I’m picking apart the differences between mystery and suspense with the help of T. Macdonald Skillman’s book, WRITING THE THRILLER . Today’s post will also be aided by Carolyn Wheat, who came up with sixteen differences between the two closely related genres.
Last week I covered the number one difference: mystery is a puzzle, suspense is a nightmare.
Number two, according to Wheat, is this: “Mystery is a power fantasy; we identify with the detective. Suspense is a victim fantasy; we identify with someone at the mercy of others.”

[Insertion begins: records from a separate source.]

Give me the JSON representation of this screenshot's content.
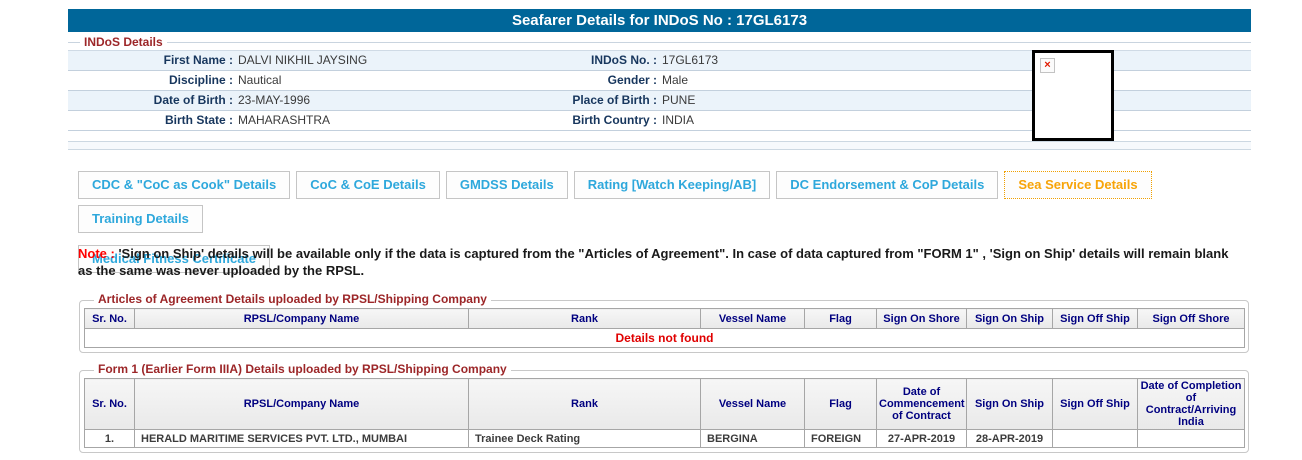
{
  "colors": {
    "titlebar_bg": "#006699",
    "legend_red": "#9c2628",
    "label_navy": "#17365d",
    "table_header_navy": "#000080",
    "tab_blue": "#2ea8dc",
    "tab_active_orange": "#f7a408",
    "note_red": "#ff0000",
    "error_red": "#e00000",
    "row_alt_blue": "#ebf3fa"
  },
  "header": {
    "title": "Seafarer Details for INDoS No : 17GL6173"
  },
  "indos": {
    "legend": "INDoS Details",
    "rows": [
      {
        "l_label": "First Name :",
        "l_value": "DALVI NIKHIL JAYSING",
        "r_label": "INDoS No. :",
        "r_value": "17GL6173"
      },
      {
        "l_label": "Discipline :",
        "l_value": "Nautical",
        "r_label": "Gender :",
        "r_value": "Male"
      },
      {
        "l_label": "Date of Birth :",
        "l_value": "23-MAY-1996",
        "r_label": "Place of Birth :",
        "r_value": "PUNE"
      },
      {
        "l_label": "Birth State :",
        "l_value": "MAHARASHTRA",
        "r_label": "Birth Country :",
        "r_value": "INDIA"
      }
    ]
  },
  "photo": {
    "broken_icon_glyph": "×"
  },
  "tabs": {
    "items": [
      {
        "label": "CDC & \"CoC as Cook\" Details",
        "active": false
      },
      {
        "label": "CoC & CoE Details",
        "active": false
      },
      {
        "label": "GMDSS Details",
        "active": false
      },
      {
        "label": "Rating [Watch Keeping/AB]",
        "active": false
      },
      {
        "label": "DC Endorsement & CoP Details",
        "active": false
      },
      {
        "label": "Sea Service Details",
        "active": true
      },
      {
        "label": "Training Details",
        "active": false
      },
      {
        "label": "Medical Fitness Certificate",
        "active": false
      }
    ]
  },
  "note": {
    "prefix": "Note :",
    "text": "'Sign on Ship' details will be available only if the data is captured from the \"Articles of Agreement\". In case of data captured from \"FORM 1\" , 'Sign on Ship' details will remain blank as the same was never uploaded by the RPSL."
  },
  "articles_table": {
    "legend": "Articles of Agreement Details uploaded by RPSL/Shipping Company",
    "headers": [
      "Sr. No.",
      "RPSL/Company Name",
      "Rank",
      "Vessel Name",
      "Flag",
      "Sign On Shore",
      "Sign On Ship",
      "Sign Off Ship",
      "Sign Off Shore"
    ],
    "empty_message": "Details not found"
  },
  "form1_table": {
    "legend": "Form 1 (Earlier Form IIIA) Details uploaded by RPSL/Shipping Company",
    "headers": [
      "Sr. No.",
      "RPSL/Company Name",
      "Rank",
      "Vessel Name",
      "Flag",
      "Date of Commencement of Contract",
      "Sign On Ship",
      "Sign Off Ship",
      "Date of Completion of Contract/Arriving India"
    ],
    "rows": [
      [
        "1.",
        "HERALD MARITIME SERVICES PVT. LTD., MUMBAI",
        "Trainee Deck Rating",
        "BERGINA",
        "FOREIGN",
        "27-APR-2019",
        "28-APR-2019",
        "",
        ""
      ]
    ]
  }
}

This is fairly straight forward, but I’ll illustrate it with well-known authors to drive the point home. I’m reading a Harlan Coben mystery right now called BACK SPIN. The protagonist is sports agent Myron Bolitar, who also happens to solve mysteries when they drop in his lap. The book contains elements of suspense–scary things happen to Myron as he’s investigating. Bad guys try to beat him up or otherwise scare him off the case. But he sticks with it until he achieves his goal. In this book, the goal is to find the missing teen-ager. I know, for certain, that Myron will survive because there are six more books in this series. The reader identifies with Myron as he follows the clues, interviews people, and talks through the possible scenarios with his friends. We sympathize with Myron as he gains the upper hand and overcomes the bad guys.
Suspense often contain elements of mystery and horror, so it’s hard to separate them sometimes, but usually in a suspense, the reader knows whodunit and get to see at least a few scenes from the antagonist’s perspective. The bad guy knows that the good guy is closing in, and plans to stop the good guy. Then the reader gets to anticipate the moment when the protagonist walks into the trap.
Or the reader is privvy to some other danger lurking nearby that’s unrelated to the antagonist’s plans. Sometimes the antagonist has no plan. Think of the movie JAWS. The shark hasn’t set out to have bikini-clad girl for lunch. She just showed up at the right time. The viewers know of the danger. The girl does not. The viewers identify with the girl, shouting at the screen, “Get out of the water!”
Consider SILENCE OF THE LAMBS, when the young woman gets dumped into the antagonist’s pit. The basket of skin lotion is lowered down to her. She’s frightened out of her mind, but she doesn’t have a clue (yet) what’s in store for her. We do. And we’re terrified for her. We feel sympathy for the victim and hope she makes it out okay.